Steve and Jason were travelling cheap and needed rides, so they jumped on the backs of other drivers. Our fixer was a beautiful and nervous man called A. Neither Steve, nor I, trusted him entirely. Everything about A. was ambiguous and uncertain: his name, his age, his past experience as a soldier (it was unclear whether or not he was still fighting with the rebels and, if so, with which brigade). A French photographer had given me A.'s name, and I had contacted him, and arranged a meeting. A. promised, as best one could promise, to keep us safe. I did not entirely believe him.

Nicole wasn't sure either. She was only twenty-six, but had good instincts, having spent so much time in Syria, in Aleppo specifically. There was an old-soul quality about Nicole, youthful as she was.
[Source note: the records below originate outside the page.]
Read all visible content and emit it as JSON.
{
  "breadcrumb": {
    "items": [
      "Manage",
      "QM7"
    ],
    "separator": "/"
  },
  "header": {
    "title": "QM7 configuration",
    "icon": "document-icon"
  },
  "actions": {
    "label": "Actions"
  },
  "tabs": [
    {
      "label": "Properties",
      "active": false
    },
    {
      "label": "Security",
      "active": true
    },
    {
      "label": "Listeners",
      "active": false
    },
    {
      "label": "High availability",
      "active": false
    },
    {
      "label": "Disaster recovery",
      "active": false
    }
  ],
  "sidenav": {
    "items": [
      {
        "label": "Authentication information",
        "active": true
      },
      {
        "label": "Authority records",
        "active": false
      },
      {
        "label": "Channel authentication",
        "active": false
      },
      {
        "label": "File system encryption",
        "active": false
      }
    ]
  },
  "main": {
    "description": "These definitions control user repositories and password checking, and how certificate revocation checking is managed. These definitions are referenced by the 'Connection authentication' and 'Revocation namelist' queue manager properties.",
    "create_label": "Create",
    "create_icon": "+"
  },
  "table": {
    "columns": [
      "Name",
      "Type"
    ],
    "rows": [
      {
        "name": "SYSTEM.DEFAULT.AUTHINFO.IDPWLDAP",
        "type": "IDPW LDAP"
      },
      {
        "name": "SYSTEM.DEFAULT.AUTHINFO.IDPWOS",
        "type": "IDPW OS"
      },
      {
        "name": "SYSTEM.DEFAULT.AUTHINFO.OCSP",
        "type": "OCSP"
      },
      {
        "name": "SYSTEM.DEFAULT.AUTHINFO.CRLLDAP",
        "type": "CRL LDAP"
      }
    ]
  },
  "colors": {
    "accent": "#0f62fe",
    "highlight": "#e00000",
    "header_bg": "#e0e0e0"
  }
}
She was a sombre woman, quiet, restrained. She said she was in Aleppo to document the war, to photograph, but she was really here to search for her friend Jim Foley, a young journalist who had been kidnapped.

She had snippets of information – she had been waiting for Jim on the Turkish side of the border when he had
disappeared nine weeks before – and she was trying to weave them together like a detective, tracing his last days, his last hours, trying to find out any more information that might bring him home. She talked about him, and as she did so, there was such tenderness in her friendship and her search for him. She loved him like a brother.

There was another young woman there, too, a Syrian girl, beautiful and voluptuous, with long flowing hair and eyes lined with kohl. She was what the French would call
pulpeuse
, and she spoke and moved with a kind of innate sensuality. She took my matted hair between her mittened hands and tried to comb it; she loaned me a lipstick, eyeliner, a hairbrush.

A. had lost his best friend a few days before we arrived on the front line. He broke down in tears at various intervals – when going out on the back terrace to start the wheezing generator, when talking to us about the situation in Aleppo. He smoked incessantly, never seemed to eat, poured out endless cups of tea. He dropped sugar cubes inside them, stirred, gulped, and poured another cup.

One night, the night of his friend's funeral, he and the Syrian girl sat up all night in the sitting room where Jason used to sleep in a chair. I heard them both intermittently laughing and crying, all night long.

When you saw them together, you could see how damaged they both were. Earlier when we were eating ‘dinner' – the foil packets of freeze-dried food – A. said his heart was broken. He cried again, this time with great heaving sobs.

‘It's too much,' he said, in English. He repeated it, louder: ‘Too much.' The generator went out – again – and the room
went dark. A. put on rubber slippers and went out on the patio in the rain to try to start it again. He couldn't get it going and he came back defeated.